The work flow is as follows (assuming you're at point A, which is your work station):
point A>print order>stand up>get a trolley/cart>walk around collecting certain items as per the order's requirements>go to point A>open order>click the "scan items" button>scan items>put items in box>lift box>move to point B>put box down>go-to point A.
However, as with any job, there were some outliers. Let me list a few.
- The actual, legitimate autist: He was genuinely slow, but we loved him, and we made extra sure that he understands the job. He passed the introduction period with flying colors. Why am I including him, then? He will be our control group!
- The guy who stood on his head: I'm not sure what's wrong with him, but every break he asked management if he can stand on his head during break instead of, say, eating. Even on lunch break he'd stand on his head. No arm support - he'd just sorta flip and legitimately stand on his head. Maybe he's also autistic, but I haven't seen this level of autism yet. The legitimate autist confirmed this is not autism, there's something way "stronger", as he called it, wrong with his head.
- The dick protester: I'm not sure what caused this in the first place, and neither is anyone else in the warehouse. Again, he already was a bit slow, though "faster" (?) than the actual autist. At some, point for whatever reason, he took his clothes off, painted his dick black with a sharpie, and climbed to our highest shelf, and started to dickcopter everyone who passed nearby. At first we asked him nicely to stop. No dice. Our strongest guy tried, and eventually succeeded getting him down. I like to imagine it as an act of protest. Not sure what he was protesting against, but I digress.

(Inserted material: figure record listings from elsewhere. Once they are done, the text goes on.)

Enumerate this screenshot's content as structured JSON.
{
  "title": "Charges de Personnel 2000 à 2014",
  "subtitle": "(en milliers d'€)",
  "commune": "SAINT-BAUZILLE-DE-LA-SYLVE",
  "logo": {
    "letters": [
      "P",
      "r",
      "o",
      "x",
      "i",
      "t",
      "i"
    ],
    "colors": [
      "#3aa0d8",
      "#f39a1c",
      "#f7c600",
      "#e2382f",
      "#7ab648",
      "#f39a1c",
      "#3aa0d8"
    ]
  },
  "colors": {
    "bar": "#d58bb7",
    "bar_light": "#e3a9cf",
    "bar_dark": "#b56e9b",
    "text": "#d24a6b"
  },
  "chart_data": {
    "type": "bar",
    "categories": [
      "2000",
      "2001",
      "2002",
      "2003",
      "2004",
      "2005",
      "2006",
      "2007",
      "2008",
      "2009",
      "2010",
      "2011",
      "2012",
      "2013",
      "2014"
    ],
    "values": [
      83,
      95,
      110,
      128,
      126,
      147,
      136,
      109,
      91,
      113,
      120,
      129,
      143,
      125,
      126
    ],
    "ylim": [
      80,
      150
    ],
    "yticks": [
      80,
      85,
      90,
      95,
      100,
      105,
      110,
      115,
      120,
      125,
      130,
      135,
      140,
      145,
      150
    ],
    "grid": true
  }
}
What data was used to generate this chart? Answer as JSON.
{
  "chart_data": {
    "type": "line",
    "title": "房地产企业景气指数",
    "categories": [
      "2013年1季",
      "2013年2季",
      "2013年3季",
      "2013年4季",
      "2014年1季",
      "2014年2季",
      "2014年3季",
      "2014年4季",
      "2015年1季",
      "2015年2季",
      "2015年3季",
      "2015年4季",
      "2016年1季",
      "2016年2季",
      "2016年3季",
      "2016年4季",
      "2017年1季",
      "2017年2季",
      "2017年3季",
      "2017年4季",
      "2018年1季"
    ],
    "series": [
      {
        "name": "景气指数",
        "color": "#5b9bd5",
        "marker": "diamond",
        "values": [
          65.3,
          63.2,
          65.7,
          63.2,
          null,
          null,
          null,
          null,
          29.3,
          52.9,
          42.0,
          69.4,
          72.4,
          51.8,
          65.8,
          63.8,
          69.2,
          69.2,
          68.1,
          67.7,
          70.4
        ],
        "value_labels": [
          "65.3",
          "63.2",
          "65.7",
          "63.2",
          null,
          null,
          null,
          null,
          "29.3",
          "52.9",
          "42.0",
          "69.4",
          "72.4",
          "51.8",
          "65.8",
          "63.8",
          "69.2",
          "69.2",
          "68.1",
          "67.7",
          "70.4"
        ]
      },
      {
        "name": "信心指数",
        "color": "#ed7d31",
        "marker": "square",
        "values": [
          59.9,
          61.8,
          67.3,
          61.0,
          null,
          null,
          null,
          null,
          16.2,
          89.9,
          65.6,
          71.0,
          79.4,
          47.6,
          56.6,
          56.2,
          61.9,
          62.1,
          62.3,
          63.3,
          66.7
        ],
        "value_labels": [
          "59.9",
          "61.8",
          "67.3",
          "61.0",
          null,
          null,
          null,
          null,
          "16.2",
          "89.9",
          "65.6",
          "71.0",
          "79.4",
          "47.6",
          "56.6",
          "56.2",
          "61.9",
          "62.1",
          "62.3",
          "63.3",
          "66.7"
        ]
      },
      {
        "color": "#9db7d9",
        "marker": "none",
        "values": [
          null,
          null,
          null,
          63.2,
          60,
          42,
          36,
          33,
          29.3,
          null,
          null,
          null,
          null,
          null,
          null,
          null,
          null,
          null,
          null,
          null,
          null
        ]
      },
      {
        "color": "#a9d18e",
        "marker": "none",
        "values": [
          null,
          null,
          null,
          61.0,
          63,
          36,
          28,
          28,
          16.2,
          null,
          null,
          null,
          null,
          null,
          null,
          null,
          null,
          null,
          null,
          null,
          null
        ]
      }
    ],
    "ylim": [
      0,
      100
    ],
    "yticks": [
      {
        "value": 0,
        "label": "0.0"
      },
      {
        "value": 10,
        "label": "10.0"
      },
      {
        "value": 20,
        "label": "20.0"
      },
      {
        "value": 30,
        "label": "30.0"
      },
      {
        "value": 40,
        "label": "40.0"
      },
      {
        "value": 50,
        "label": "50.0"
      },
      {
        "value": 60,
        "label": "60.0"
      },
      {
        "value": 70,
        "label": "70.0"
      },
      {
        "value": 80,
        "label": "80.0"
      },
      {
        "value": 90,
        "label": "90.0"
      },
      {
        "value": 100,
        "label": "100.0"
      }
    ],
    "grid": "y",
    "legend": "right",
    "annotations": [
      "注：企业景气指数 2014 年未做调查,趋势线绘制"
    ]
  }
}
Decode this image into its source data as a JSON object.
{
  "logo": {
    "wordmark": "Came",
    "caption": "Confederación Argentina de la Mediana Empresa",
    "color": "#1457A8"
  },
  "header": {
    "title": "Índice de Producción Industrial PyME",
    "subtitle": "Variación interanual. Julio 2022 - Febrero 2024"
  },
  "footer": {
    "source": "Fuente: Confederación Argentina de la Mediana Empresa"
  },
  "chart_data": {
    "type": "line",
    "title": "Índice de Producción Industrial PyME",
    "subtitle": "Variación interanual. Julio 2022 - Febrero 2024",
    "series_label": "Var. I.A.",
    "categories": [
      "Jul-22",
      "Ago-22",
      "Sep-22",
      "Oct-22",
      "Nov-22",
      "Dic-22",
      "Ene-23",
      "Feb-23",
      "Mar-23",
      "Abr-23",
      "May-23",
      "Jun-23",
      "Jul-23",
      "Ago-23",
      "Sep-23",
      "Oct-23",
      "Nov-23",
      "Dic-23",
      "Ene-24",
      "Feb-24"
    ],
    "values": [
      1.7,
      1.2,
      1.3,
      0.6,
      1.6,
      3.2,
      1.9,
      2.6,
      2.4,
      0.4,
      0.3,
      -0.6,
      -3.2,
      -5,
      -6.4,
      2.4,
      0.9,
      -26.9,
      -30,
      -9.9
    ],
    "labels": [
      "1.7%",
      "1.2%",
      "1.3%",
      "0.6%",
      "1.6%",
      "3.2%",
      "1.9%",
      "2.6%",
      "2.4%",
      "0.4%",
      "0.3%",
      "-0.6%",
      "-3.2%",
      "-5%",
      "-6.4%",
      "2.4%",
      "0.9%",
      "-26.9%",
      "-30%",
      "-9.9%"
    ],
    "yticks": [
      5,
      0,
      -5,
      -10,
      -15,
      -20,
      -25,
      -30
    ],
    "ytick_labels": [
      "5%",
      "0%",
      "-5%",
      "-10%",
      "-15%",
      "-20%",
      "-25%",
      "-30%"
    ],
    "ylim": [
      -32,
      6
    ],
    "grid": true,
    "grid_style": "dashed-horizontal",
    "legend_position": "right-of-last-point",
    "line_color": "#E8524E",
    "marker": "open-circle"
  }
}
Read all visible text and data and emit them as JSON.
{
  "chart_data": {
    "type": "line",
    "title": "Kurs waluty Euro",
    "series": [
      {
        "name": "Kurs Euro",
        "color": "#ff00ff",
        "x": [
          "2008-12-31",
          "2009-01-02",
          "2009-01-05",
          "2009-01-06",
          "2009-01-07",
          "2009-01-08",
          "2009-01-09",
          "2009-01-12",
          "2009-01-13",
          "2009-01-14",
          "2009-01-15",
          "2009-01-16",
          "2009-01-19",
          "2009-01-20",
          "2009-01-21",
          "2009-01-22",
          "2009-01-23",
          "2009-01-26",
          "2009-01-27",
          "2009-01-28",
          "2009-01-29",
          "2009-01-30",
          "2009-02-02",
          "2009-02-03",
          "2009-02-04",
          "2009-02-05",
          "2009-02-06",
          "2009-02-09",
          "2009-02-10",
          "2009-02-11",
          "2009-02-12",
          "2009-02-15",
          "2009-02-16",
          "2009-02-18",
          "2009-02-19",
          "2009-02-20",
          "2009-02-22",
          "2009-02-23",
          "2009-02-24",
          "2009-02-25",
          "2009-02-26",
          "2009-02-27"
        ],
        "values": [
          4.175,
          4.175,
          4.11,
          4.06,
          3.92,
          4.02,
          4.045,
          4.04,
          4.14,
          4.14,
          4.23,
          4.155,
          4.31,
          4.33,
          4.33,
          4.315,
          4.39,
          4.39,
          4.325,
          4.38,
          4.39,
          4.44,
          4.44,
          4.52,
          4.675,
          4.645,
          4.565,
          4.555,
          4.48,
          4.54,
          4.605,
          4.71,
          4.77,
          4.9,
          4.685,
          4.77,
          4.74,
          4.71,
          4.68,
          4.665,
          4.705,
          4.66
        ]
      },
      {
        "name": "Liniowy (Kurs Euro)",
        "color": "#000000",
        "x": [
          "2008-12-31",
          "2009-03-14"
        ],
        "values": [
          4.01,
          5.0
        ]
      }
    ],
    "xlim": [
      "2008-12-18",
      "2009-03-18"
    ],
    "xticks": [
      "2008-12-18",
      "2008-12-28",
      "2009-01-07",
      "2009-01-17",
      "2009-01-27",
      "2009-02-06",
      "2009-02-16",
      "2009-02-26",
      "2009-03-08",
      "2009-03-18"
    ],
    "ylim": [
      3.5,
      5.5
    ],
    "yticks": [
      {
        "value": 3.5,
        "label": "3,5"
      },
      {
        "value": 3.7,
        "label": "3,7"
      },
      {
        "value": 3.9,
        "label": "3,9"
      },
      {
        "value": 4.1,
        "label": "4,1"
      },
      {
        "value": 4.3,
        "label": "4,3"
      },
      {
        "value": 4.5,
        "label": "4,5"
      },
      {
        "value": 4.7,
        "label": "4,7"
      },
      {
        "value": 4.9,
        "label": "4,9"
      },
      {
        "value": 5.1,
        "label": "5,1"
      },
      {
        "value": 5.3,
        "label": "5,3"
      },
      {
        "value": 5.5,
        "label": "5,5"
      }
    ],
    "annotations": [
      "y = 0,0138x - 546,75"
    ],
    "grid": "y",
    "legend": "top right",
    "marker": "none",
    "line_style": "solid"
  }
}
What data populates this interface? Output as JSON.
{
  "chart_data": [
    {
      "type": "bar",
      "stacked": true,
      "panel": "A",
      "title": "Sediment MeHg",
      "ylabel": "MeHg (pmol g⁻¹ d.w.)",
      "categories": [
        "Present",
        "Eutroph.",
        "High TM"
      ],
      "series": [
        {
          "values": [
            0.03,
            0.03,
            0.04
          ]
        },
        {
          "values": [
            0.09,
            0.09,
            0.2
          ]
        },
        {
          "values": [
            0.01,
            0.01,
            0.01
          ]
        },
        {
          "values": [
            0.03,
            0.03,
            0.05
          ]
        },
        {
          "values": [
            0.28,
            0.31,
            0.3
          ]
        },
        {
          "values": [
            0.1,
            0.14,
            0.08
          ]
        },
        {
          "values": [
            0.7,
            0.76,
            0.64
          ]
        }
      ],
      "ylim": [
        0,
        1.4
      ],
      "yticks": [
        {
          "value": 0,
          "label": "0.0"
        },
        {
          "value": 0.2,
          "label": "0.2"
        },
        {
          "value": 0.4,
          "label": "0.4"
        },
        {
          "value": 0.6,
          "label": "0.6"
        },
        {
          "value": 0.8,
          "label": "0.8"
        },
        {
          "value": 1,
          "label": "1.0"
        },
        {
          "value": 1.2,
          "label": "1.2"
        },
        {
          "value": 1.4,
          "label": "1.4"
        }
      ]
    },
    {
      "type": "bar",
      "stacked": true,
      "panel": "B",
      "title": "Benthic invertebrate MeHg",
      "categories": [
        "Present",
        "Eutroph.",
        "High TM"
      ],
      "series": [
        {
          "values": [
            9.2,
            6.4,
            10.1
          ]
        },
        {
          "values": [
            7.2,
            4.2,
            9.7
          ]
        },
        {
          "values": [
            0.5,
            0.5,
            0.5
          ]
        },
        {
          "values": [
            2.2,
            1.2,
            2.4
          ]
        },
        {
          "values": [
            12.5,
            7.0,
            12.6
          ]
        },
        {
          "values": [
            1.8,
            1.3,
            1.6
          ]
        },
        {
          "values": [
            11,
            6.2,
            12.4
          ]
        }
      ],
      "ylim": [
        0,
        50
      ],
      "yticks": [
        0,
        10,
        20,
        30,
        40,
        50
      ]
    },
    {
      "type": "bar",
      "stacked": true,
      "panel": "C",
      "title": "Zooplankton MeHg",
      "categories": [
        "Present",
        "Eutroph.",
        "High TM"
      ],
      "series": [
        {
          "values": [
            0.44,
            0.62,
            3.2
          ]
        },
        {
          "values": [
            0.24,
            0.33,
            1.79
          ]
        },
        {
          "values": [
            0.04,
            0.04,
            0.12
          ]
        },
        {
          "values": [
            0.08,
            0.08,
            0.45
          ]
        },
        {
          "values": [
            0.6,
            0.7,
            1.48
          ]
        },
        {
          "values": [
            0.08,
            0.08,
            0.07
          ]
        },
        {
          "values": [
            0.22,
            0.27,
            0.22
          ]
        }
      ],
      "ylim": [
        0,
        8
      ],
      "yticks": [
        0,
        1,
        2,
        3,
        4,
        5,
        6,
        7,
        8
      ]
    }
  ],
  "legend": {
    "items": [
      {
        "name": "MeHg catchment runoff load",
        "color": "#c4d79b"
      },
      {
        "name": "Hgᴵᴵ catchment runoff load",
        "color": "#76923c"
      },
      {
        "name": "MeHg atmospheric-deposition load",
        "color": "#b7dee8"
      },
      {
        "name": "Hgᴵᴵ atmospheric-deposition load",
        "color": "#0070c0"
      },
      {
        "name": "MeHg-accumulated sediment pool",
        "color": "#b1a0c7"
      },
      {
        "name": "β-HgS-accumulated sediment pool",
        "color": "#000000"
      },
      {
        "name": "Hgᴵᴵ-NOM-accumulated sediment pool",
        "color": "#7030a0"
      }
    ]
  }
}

- The guy who I had to teach to use a keyboard: somehow, roughly born in the '90s, when keyboards were already prominent in various ways (typing machines, both electric and manual, computer keyboards, I don't know what else), this 25-30ish guy managed to avoid them all. How is beyond my comprehension. I had to teach him how to do literally everything. Credit is where credit is due - he was eager to learn this mysterious device called "a keyboard", but I would REALLY like to know how he lived 25-30 years of his life without learning about keyboards.
- The guy who "sold" a 12000$ dress for free: same guy, slightly after teaching him about keyboards. After teaching him how shit works (I dedicated 4 weeks to him instead of the normal 1), he saw an extremely rare window: "would you like to sell this item for free?". Dollars, not local currency, DOLLARS! 12k DOLLARS! Now, this peculiar window pesters the crap out of you, and for a good reason: you don't just hand out a 12k dollar dress to someone. He clicks "ok" and "yes" every time it pops up. Thankfully, the customer called the warehouse directly to ask wtf.
- The guy who took my meds: he was definitely a druggie. Every time a new person comes to the warehouse I find 5 minutes or so to explain my disease, and more importantly, explain my meds are not, in fact, "fun drugs" like many are. I make sure they understand that twice a day I want to die for several hours. A guy thought I'm being all secritive on him and took a dose. I had to train my body to safely take however much of what I take. It's like trying to go cold turkey after smoking 5 packs a day for several years. Hypothetically? Possible. Practically? No. He disappeared for 3 days, came back speaking in tongues, and managed to call me a son of a bitch before collapsing on the way out.
- Myself: I did some stupid shit too. The one I particularly recall is climbing on a shelf (sure, we had ladders, but go find them), sort of wobbling, and collapsing 3 "streets" - a walkway between shelves. As you can imagine, literally everybody hated me for that.
There were more before me, and there will be more since I'm gone now.
So, what am I saying here?
First off, where exactly did you get the information that you're low on IQ? There are very few resources for a reliable test. Any "find out your IQ for freeeee" links are bullshit.
Second, what if you're simply not well built for your current job?
Like, sure, I can learn Excel and get some accounting job hypothetically, but my "calculator" will take a good spreadsheet while an actual accountant do the same in one cell and replicate it 500 times.
Consider you might simply not be built for this job.
If they don't fire you, though, then you're clearly doing something right.